UCF STIG Viewer Logo

User mailboxes are hosted on non-Mailbox Server role.


Overview

Finding ID Version Rule ID IA Controls Severity
V-18641 EMG2-313 Exch2K3 SV-20214r1_rule ECSC-1 Medium
Description
Separation of roles supports operational security for application as well as human resources. By isolating a server role such as ‘Mailbox Role’, boundaries that pertain to Mailbox data protection need only be focused in the Mailbox data server. In this way, any Mailbox-specific attack vectors, protocol traffic requirements are more optimally secured. Mailbox data repositories should only be hosted on the Mailbox Server Role.
STIG Date
Microsoft Exchange Server 2003 2014-08-19

Details

Check Text ( C-22339r1_chk )
Ensure that mailbox stores are not configured.

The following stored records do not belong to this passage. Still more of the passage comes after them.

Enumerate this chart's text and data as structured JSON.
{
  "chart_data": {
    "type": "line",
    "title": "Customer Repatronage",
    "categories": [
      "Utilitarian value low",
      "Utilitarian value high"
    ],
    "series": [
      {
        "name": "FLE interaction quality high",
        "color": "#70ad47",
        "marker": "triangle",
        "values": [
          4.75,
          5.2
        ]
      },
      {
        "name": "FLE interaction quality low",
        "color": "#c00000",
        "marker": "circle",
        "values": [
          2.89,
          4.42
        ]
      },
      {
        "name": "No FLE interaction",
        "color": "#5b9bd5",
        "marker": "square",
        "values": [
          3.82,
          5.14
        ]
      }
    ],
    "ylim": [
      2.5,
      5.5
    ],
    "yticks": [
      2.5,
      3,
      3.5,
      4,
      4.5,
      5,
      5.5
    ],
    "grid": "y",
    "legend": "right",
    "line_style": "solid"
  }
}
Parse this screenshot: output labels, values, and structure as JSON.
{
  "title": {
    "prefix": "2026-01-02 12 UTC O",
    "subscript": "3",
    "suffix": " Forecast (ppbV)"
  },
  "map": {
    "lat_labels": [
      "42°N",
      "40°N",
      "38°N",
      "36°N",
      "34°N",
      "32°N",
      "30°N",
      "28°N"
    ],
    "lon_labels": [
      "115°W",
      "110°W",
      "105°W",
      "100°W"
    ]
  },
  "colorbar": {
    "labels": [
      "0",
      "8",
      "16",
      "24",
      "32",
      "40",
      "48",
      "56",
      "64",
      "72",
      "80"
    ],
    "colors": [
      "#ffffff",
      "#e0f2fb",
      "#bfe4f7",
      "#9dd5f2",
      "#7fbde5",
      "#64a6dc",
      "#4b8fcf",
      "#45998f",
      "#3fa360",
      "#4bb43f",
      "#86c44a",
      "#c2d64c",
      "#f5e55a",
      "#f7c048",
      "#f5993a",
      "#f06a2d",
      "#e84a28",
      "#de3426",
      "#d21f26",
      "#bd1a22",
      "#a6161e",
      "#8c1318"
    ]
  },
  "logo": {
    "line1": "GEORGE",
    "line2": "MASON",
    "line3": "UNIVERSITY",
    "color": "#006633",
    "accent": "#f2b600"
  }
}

Procedure: Exchange System Manager >>Administrative Groups >> [administrative group]>> Servers >> [server name] >> First Storage Group

Individual list of user mailboxes should be an empty list.

Criteria: If user mailbox list is empty, this is not a finding.
Fix Text (F-19272r1_fix)
Configure non-Mailbox Server role.

Procedure: Exchange System Manager >>Administrative Groups >> [administrative group]>> Servers >> [server name] >> First Storage Group

Remove Mailbox store and mailboxes. Note: Additional administrative tasks to modify dependent configurations may be necessary.